Today, the wave is often seen during sports events, sometimes during a lull in the action on the field when the spectators want to amuse themselves. There is some controversy as to when the wave is appropriate to perform during a sporting event. Many fans feel that the wave should not be performed in important situations during the game.

Prior to the redevelopment of the Melbourne Cricket Ground between 2002 and 2006, spectators seated in the Members' Stand (reserved for members of the Melbourne Cricket Club) would refuse to engage in the wave, and would be booed by other spectators at the ground, before the wave would resume on the other side of the stand. Sociologist John Carroll described the practice of "booing the Members" as dismissive of any claim to authority or superior social status on the members' part, although good-natured and based on the egalitarian nature of watching sports. (As a postscript to the "booing the Members" phenomenon, even when the Members stand was closed due to the reconstruction work, the crowd would still boo, despite the Members' stand being completely empty. When waves were banned (see below), large sections of the Members participated in the protest waves.) Such a feature is also observed at Lord's, another cricket ground, where the Members in that arena also rarely participate and are booed by the crowd.

Cricket Australia formally banned the wave at home games in 2007 on the grounds that liquids and other objects thrown in the air during the wave posed a danger.
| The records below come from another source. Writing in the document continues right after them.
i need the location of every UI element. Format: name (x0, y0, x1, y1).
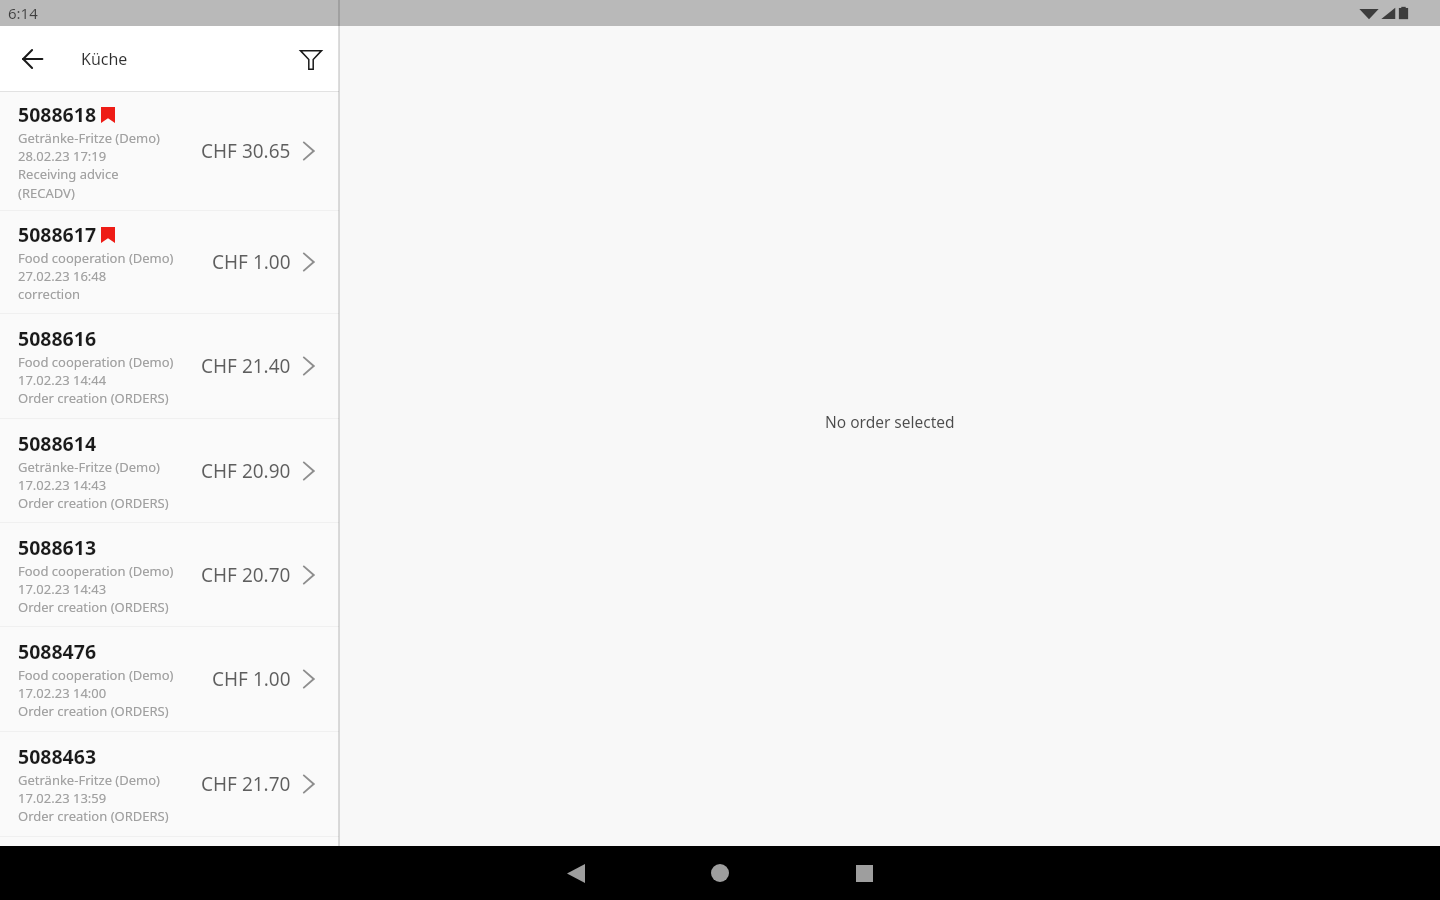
staticText: 17.02.23 13:59 (18, 789, 107, 807)
button[interactable]: Back (0, 26, 64, 91)
staticText: 27.02.23 16:48 (18, 267, 107, 285)
button[interactable]: 5088618 (0, 92, 339, 210)
staticText: Getränke-Fritze (Demo) (18, 771, 161, 789)
staticText: 5088476 (18, 638, 97, 665)
staticText: Order creation (ORDERS) (18, 389, 169, 407)
staticText: CHF 20.90 (201, 458, 291, 484)
button[interactable]: 5088614 (0, 419, 339, 522)
staticText: Food cooperation (Demo) (18, 353, 174, 371)
staticText: No order selected (825, 411, 955, 432)
button[interactable]: Filter (283, 26, 339, 91)
staticText: Order creation (ORDERS) (18, 807, 169, 825)
staticText: 5088614 (18, 430, 97, 457)
staticText: 17.02.23 14:00 (18, 684, 107, 702)
staticText: 5088613 (18, 534, 97, 561)
staticText: CHF 1.00 (212, 666, 291, 692)
staticText: 17.02.23 14:43 (18, 580, 107, 598)
staticText: Food cooperation (Demo) (18, 249, 174, 267)
staticText: Order creation (ORDERS) (18, 494, 169, 512)
staticText: 17.02.23 14:43 (18, 476, 107, 494)
staticText: CHF 30.65 (201, 138, 291, 164)
button[interactable]: Back (504, 846, 648, 900)
staticText: Food cooperation (Demo) (18, 562, 174, 580)
staticText: Order creation (ORDERS) (18, 702, 169, 720)
button[interactable]: 5088617 (0, 211, 339, 313)
staticText: 5088616 (18, 325, 97, 352)
button[interactable]: Recents (792, 846, 936, 900)
staticText: Getränke-Fritze (Demo) (18, 129, 161, 147)
staticText: Küche (81, 48, 128, 70)
staticText: 6:14 (8, 3, 38, 23)
staticText: correction (18, 285, 81, 303)
staticText: CHF 20.70 (201, 562, 291, 588)
button[interactable]: 5088616 (0, 314, 339, 418)
staticText: 5088617 (18, 221, 97, 248)
button[interactable]: 5088463 (0, 732, 339, 836)
staticText: 5088463 (18, 743, 97, 770)
staticText: 28.02.23 17:19 (18, 147, 107, 165)
staticText: 17.02.23 14:44 (18, 371, 107, 389)
staticText: CHF 1.00 (212, 249, 291, 275)
staticText: Order creation (ORDERS) (18, 598, 169, 616)
staticText: CHF 21.70 (201, 771, 291, 797)
button[interactable]: 5088613 (0, 523, 339, 626)
staticText: Getränke-Fritze (Demo) (18, 458, 161, 476)
staticText: CHF 21.40 (201, 353, 291, 379)
button[interactable]: Home (648, 846, 792, 900)
button[interactable]: 5088476 (0, 627, 339, 731)
staticText: 5088618 (18, 101, 97, 128)
staticText: Receiving advice (RECADV) (18, 165, 119, 201)
staticText: Food cooperation (Demo) (18, 666, 174, 684)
The move was not well-received and in some cases served to increase the prevalence of the wave at those games. In one such example, Adam Gilchrist, the Australian wicketkeeper, participated in the banned wave from the playing field.

=== Metrics ===

In 2002, Tamás Vicsek of the Eötvös Loránd University, Hungary along with his colleagues, analyzed videos of 14 waves at large Mexican football stadiums, developing a standard model of wave behavior (published in Nature). He found that it takes only the actions of a few dozen fans to trigger a wave. Once started, it usually rolls in a clockwise direction at a rate of about 12 m/s, or about 22 seats per second. At any given time the wave is about 15 seats wide. These observations appear to be applicable across different cultures and sports, though details vary in individual cases.

=== Records ===
During the 2010 Rally to Restore Sanity and/or Fear, an event hosted by comedy TV show hosts Jon Stewart and Stephen Colbert, about 210,000 people participated in a wave led by MythBusters hosts Jamie Hyneman and Adam Savage.

On 23 June 2019, during the Rocket League Championship Series (video game e-sports) Season 7 Finals at the Prudential Center in Newark, New Jersey, the audience set a new record for a longest continuous wave lasting for 28 minutes and 35 seconds. The previous record was 17 minutes and 14 seconds set by Tube and their fans at a concert at the Koshien Stadium in Nishinomiya, Japan on 23 September 2015.